Sunday, April 04, 2010

Newspapers' digital futures: USA and NZ

A reporter for The Press in Christchurch, Alex van Wel, interviewed me for a piece he wrote about ways in which newspapers in this country and the United States are adapting content to the Internet. He spent most of February on the U.S. East Coast, talking to editors and journalism educators – in some ways, the mirror image of what I’m doing here.

Among those Alex interviewed was Jay Rosen, journalism professor at New York University, and Nicholas Lemann, dean of the Columbia University Graduate School of Journalism. He also visited the Shelby Star in North Carolina, a paper struggling to attract advertisers to its digital edition.

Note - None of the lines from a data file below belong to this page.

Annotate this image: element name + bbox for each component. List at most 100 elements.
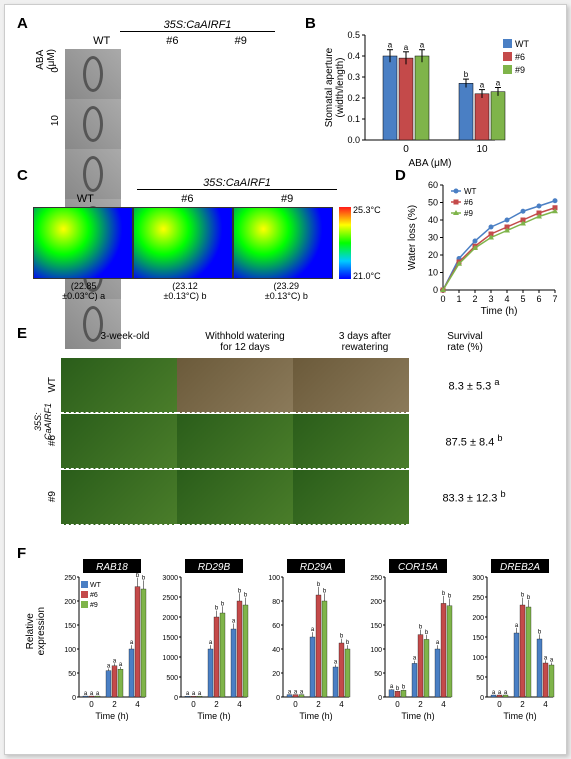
- svg-text:100: 100: [64, 647, 76, 654]
- svg-text:#6: #6: [515, 52, 525, 62]
- svg-text:a: a: [388, 41, 393, 50]
- svg-text:#6: #6: [464, 198, 473, 207]
- svg-text:1: 1: [456, 294, 461, 304]
- plant-img: [61, 358, 177, 413]
- lo-temp: 21.0°C: [353, 271, 381, 281]
- svg-text:100: 100: [268, 575, 280, 582]
- svg-text:50: 50: [476, 675, 484, 682]
- svg-text:50: 50: [428, 198, 438, 208]
- svg-text:1500: 1500: [162, 635, 178, 642]
- svg-text:a: a: [550, 657, 554, 663]
- col-6: #6: [166, 35, 178, 47]
- svg-text:0: 0: [497, 700, 502, 709]
- survival-rate: 8.3 ± 5.3 a: [409, 377, 539, 393]
- svg-text:10: 10: [428, 268, 438, 278]
- svg-text:b: b: [396, 686, 400, 692]
- svg-text:0.5: 0.5: [347, 30, 360, 40]
- svg-text:4: 4: [504, 294, 509, 304]
- svg-text:RD29B: RD29B: [198, 562, 231, 573]
- panel-b: 0.00.10.20.30.40.5aaa0baa10ABA (μM)Stoma…: [320, 25, 565, 170]
- svg-text:b: b: [425, 630, 429, 636]
- svg-text:b: b: [442, 591, 446, 597]
- svg-text:0: 0: [440, 294, 445, 304]
- svg-text:10: 10: [476, 144, 488, 155]
- svg-text:a: a: [404, 43, 409, 52]
- stomata-img: [65, 49, 121, 99]
- c-col-9: #9: [281, 193, 293, 205]
- svg-text:3000: 3000: [162, 575, 178, 582]
- panel-label-e: E: [17, 325, 27, 342]
- panel-label-c: C: [17, 167, 28, 184]
- plant-img: [61, 470, 177, 525]
- svg-text:DREB2A: DREB2A: [500, 562, 540, 573]
- gene-chart: DREB2A050100150200250300aaa0abb2baa4Time…: [457, 557, 559, 737]
- svg-text:a: a: [420, 41, 425, 50]
- plant-img: [177, 470, 293, 525]
- gene-chart: RD29B050010001500200025003000aaa0abb2abb…: [151, 557, 253, 737]
- svg-text:4: 4: [441, 700, 446, 709]
- svg-text:a: a: [119, 662, 123, 668]
- svg-text:50: 50: [68, 671, 76, 678]
- svg-text:4: 4: [135, 700, 140, 709]
- c-col-6: #6: [181, 193, 193, 205]
- svg-text:20: 20: [428, 250, 438, 260]
- svg-text:Time (h): Time (h): [197, 711, 230, 721]
- gene-chart: COR15A050100150200250abb0abb2abb4Time (h…: [355, 557, 457, 737]
- e-h1: 3-week-old: [65, 331, 185, 353]
- gene-chart: RAB18050100150200250aaa0aaa2abb4Time (h)…: [49, 557, 151, 737]
- svg-text:b: b: [419, 625, 423, 631]
- svg-text:#6: #6: [90, 592, 98, 599]
- hi-temp: 25.3°C: [353, 205, 381, 215]
- svg-text:2000: 2000: [162, 615, 178, 622]
- f-ylabel: Relative expression: [25, 607, 47, 655]
- svg-text:a: a: [515, 623, 519, 629]
- svg-text:30: 30: [428, 233, 438, 243]
- svg-text:Time (h): Time (h): [299, 711, 332, 721]
- svg-text:60: 60: [272, 623, 280, 630]
- panel-a-header: 35S:CaAIRF1: [120, 19, 275, 32]
- svg-text:Time (h): Time (h): [401, 711, 434, 721]
- svg-text:0: 0: [395, 700, 400, 709]
- figure: A 35S:CaAIRF1 WT #6 #9 ABA (μM) 0 10 B 0…: [4, 4, 567, 755]
- svg-text:a: a: [390, 684, 394, 690]
- panel-label-a: A: [17, 15, 28, 32]
- svg-text:7: 7: [552, 294, 557, 304]
- svg-text:COR15A: COR15A: [398, 562, 438, 573]
- e-h3: 3 days after rewatering: [305, 331, 425, 353]
- plant-img: [61, 414, 177, 469]
- svg-text:b: b: [340, 634, 344, 640]
- svg-text:150: 150: [64, 623, 76, 630]
- svg-text:6: 6: [536, 294, 541, 304]
- row-10: 10: [50, 115, 61, 126]
- plant-img: [177, 414, 293, 469]
- plant-img: [293, 470, 409, 525]
- svg-text:0: 0: [276, 695, 280, 702]
- svg-text:4: 4: [237, 700, 242, 709]
- temp-6: (23.12 ±0.13°C) b: [163, 281, 206, 301]
- svg-text:RAB18: RAB18: [96, 562, 128, 573]
- svg-text:#9: #9: [464, 209, 473, 218]
- svg-text:0: 0: [293, 700, 298, 709]
- svg-text:WT: WT: [464, 187, 477, 196]
- plant-img: [177, 358, 293, 413]
- svg-text:5: 5: [520, 294, 525, 304]
- svg-text:4: 4: [339, 700, 344, 709]
- svg-text:Water loss (%): Water loss (%): [407, 205, 418, 270]
- svg-text:b: b: [238, 588, 242, 594]
- svg-text:a: a: [107, 663, 111, 669]
- svg-text:b: b: [142, 575, 146, 581]
- svg-text:b: b: [538, 629, 542, 635]
- e-row-label: #6: [47, 435, 61, 446]
- svg-text:3: 3: [488, 294, 493, 304]
- svg-text:a: a: [209, 640, 213, 646]
- svg-text:#9: #9: [90, 602, 98, 609]
- stomata-img: [65, 149, 121, 199]
- svg-text:40: 40: [428, 215, 438, 225]
- svg-text:2: 2: [316, 700, 321, 709]
- svg-text:0: 0: [72, 695, 76, 702]
- svg-text:0: 0: [89, 700, 94, 709]
- svg-text:100: 100: [370, 647, 382, 654]
- e-h4: Survival rate (%): [425, 331, 505, 353]
- svg-text:2: 2: [418, 700, 423, 709]
- svg-text:a: a: [113, 658, 117, 664]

My contribution to the article was to observe that because New Zealand doesn’t have local TV stations, many of the advertisers that dominate U.S. local TV (car dealers, home furnishing stores, appliance dealers) have stuck with newspapers here. That’s helped them remain stronger than their U.S. counterparts, at least in the short term.
Alex’s bottom line is this:
And, while people currently in the 50s and 60s may never own a [digital] tablet, younger readers – the core customers of the future – will, and they are likely to demand that fuller and richer experience. The trick is keeping the print product strong while uplifting the online offering.
In a nutshell, that's the challenge facing editors worldwide.